So mangelte es den Menschen der Stadt an nichts, ihre Welt war bis ins letzte Detail generativ gestaltet und stets spannend. Die generativen Intelligenzen griffen auf eine unendliche Datenbank menschlicher Leidenschaften zurück und fanden immer den richtigen Ton und die richtige Ansprache. Alle Balladen waren perfekt, alle Erzählungen ohne Makel. Die Spannungsverläufe jeder Geschichte und jedes Musikstücks waren auf die jeweiligen Rezipienten so angepasst, dass es ihnen an nichts fehlte. Man wurde nie genervt, schockiert oder unangenehm überwältigt. Die digitale Fantasie war grenzenlos, wohlfeil abgestimmt und geschmackvoll, ein einziges lebenslanges Abonnement reichte aus.
Die meisten hatten verlernt, sich noch selbst kreativ zu betätigen. Aber das machte nichts – die Daten reichten viele Jahrzehnte bis in die Anfänge des sogenannten „Internets“ zurück und waren längst noch nicht ausgeschöpft. Nur wenige Mahner sahen voraus, dass die Ressourcen menschlicher Kreativität irgendwann ausgeblutet sein könnten wie früher die Ölquellen. Antonio war einer von ihnen.
Fast hätte er die Abzweigung verpasst. Aber er hatte etwas gehört, dass ihm zeigte, dass sie den richtigen Weg gewählt hatten.
„Hast du das gehört? Das klingt abscheulich!“ sagte Daniela.
Aus ihrer Perspektive mochte das stimmen. Sie hörten unausgegorene und fremdartige, geradezu menschliche Klänge, die der Wind zu ihnen herübertrüg. Das „Konzert“ konnte nicht mehr fern sein.
Die Schweißdrüsen taten ihre Arbeit – so viel Emotion! Antonio hatte Daniela schon lange nicht mehr so hibbelig erlebt. Schnellen Schrittes näherten sie sich einer kleinen Ansammlung von Menschen, die sich um ein skurriles…wie nannte man es früher…“Trio“ versammelt hatten. Antonio – der nur Musik aus dem Stream und damit der Konserve kannte – hatte schon lange keine echten Instrumente mehr gesehen. Kaum jemand konnte sie spielen und sie wurden schon lange nicht mehr hergestellt.
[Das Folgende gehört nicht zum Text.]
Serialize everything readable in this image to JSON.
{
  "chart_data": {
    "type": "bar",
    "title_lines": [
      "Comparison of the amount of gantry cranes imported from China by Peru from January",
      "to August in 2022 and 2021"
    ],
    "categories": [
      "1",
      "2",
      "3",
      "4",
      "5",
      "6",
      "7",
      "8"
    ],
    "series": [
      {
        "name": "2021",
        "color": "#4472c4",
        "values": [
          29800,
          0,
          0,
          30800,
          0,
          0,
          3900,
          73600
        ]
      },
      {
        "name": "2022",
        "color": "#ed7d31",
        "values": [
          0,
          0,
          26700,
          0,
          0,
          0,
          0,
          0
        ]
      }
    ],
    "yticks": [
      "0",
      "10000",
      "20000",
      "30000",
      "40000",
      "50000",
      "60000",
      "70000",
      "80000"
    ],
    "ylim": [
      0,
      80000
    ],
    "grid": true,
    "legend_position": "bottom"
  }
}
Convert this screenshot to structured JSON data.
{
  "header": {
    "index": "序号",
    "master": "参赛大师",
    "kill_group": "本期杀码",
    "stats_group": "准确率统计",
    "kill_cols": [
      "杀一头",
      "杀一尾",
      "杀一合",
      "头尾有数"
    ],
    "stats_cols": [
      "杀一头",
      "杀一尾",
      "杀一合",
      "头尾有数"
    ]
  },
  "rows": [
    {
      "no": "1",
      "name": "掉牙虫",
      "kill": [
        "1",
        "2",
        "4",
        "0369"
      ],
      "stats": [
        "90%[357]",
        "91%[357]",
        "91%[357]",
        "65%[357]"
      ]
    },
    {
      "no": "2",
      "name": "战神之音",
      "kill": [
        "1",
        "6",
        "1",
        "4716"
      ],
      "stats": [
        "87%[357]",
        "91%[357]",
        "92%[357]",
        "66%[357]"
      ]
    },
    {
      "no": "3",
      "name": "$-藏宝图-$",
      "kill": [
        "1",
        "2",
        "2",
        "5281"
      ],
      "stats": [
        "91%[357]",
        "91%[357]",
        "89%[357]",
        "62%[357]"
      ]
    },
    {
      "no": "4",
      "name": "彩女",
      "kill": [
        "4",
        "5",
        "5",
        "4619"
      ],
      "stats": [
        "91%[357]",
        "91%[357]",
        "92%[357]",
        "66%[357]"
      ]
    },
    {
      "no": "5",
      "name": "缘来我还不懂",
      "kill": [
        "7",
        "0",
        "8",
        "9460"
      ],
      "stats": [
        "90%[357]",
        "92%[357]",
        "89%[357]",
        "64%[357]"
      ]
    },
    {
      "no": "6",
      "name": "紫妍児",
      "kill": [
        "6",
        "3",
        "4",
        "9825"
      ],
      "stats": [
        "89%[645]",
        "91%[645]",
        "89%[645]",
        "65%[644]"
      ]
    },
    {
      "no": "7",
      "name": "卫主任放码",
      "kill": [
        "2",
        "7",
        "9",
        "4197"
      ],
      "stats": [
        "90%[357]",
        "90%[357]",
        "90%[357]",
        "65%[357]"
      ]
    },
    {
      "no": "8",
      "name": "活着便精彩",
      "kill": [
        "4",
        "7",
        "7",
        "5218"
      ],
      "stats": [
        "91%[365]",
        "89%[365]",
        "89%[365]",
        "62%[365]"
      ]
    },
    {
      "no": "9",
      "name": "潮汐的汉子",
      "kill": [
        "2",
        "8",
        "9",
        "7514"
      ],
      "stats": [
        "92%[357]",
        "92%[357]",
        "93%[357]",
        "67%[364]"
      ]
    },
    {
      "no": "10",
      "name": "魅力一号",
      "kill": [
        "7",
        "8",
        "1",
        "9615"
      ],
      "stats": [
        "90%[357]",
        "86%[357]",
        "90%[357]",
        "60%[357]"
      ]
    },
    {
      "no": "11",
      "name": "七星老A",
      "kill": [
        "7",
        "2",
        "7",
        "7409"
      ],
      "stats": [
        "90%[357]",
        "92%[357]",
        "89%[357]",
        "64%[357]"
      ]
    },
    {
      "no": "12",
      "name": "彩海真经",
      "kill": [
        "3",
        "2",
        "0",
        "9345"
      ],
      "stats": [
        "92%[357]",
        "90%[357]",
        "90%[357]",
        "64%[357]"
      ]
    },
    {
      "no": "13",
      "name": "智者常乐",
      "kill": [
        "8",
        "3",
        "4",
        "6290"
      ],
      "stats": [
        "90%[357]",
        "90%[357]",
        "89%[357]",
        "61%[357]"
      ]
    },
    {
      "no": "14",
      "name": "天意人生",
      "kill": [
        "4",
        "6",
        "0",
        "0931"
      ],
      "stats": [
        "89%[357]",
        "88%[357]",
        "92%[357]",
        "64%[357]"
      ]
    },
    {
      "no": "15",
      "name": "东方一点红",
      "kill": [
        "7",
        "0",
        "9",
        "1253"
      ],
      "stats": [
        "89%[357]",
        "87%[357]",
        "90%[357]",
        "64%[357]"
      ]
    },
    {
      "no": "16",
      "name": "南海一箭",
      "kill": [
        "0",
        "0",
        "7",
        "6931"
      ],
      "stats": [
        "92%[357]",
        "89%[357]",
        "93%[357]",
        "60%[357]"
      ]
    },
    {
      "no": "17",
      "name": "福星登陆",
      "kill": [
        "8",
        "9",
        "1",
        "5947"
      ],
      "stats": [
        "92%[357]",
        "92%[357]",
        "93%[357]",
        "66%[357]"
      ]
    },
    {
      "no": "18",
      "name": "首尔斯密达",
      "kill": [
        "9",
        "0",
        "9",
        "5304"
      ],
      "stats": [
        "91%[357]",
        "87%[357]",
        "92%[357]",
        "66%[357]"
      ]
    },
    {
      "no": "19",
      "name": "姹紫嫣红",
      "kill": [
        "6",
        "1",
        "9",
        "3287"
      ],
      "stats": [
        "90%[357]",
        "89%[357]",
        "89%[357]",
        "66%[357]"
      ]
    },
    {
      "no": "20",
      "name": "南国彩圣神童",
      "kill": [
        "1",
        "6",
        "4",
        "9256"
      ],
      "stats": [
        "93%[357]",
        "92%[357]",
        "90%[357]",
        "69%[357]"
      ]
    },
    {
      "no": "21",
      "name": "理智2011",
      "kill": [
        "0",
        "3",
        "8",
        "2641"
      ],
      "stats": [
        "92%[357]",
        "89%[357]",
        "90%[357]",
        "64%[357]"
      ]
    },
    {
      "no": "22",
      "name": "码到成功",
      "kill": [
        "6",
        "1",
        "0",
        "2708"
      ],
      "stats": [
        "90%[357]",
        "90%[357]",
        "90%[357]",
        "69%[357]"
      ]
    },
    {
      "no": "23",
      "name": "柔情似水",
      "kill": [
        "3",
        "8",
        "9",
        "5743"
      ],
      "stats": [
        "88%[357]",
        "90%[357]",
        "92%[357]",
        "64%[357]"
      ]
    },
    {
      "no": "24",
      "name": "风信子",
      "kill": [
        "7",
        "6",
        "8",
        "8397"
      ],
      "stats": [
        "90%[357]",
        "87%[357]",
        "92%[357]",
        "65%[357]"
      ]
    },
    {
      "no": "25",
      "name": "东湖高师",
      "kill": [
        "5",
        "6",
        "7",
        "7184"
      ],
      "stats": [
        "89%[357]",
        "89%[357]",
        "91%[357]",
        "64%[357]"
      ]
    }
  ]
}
Er versuchte, sich zu erinnern, wie man die Instrumente nannte, die sie nun erblickten. War das etwa eine…“Harfe“? Korrekt, sagte ihm der Erinnerungsassistent – Harfen benutzten gezupfte Saiten, die auf einen Rahmen aufgespannt waren. Nur sah dieser Rahmen nicht im Geringsten so aus, wie die Bilder, die ihm der Erinnerungsassistent zeigte. Wahrscheinlich war das Instrument komplett selbst gebaut, vermutlich aus Abfall, den die Vorstädter auf den Müllhalden illegal einsammelten, bevor die Recycling-Bots ihre Arbeit taten.
Daniela und Antonio mischten sich unauffällig unter das kleine Häuflein von Menschen, die sichtlich ergriffen der skurrilen Musik lauschten. Nun versuchte auch Antonio sich auf das zu konzentrieren, das tatsächlich erklang.
So etwas hatte er noch nie gehört. Es waren zuerst einmal raue, ungefilterte und fast abschreckende Klänge. Die menschlichen Musiker gaben ihr Bestes, aber ihre Bemühungen hatten etwas Unbeholfenes und charmant Unperfektes. Hier und da war sich Antonio nicht sicher, ob alle Töne wirklich so gemeint waren, oder ob es sich um kleine Unsauberkeiten beim Bespielen der Instrumente handelte. Hier ein ausgeglittener Finger, hier eine ungenaue Intonation. Es war fantastisch! So musste Musik klingen – ungefiltert, außerhalb jeglicher Norm und jedes Algorithmus, wild und frei. Es war so erfrischend, dass es nicht darum ging, ob ihm diese Musik gefiel oder nicht. Sie war Ausdruck eines Bedürfnisses und eines In-der-Welt-seins. Und anders als die Musik der KIs war es den Musikern vollkommen egal, ob sie den perfekten Stil fanden, der auf seine Bedürfnisse passte. All dies war ein Angebot, das man annahm oder nicht, und allein der Akt des Zuhörens war Teil einer komplexen Kommunikation.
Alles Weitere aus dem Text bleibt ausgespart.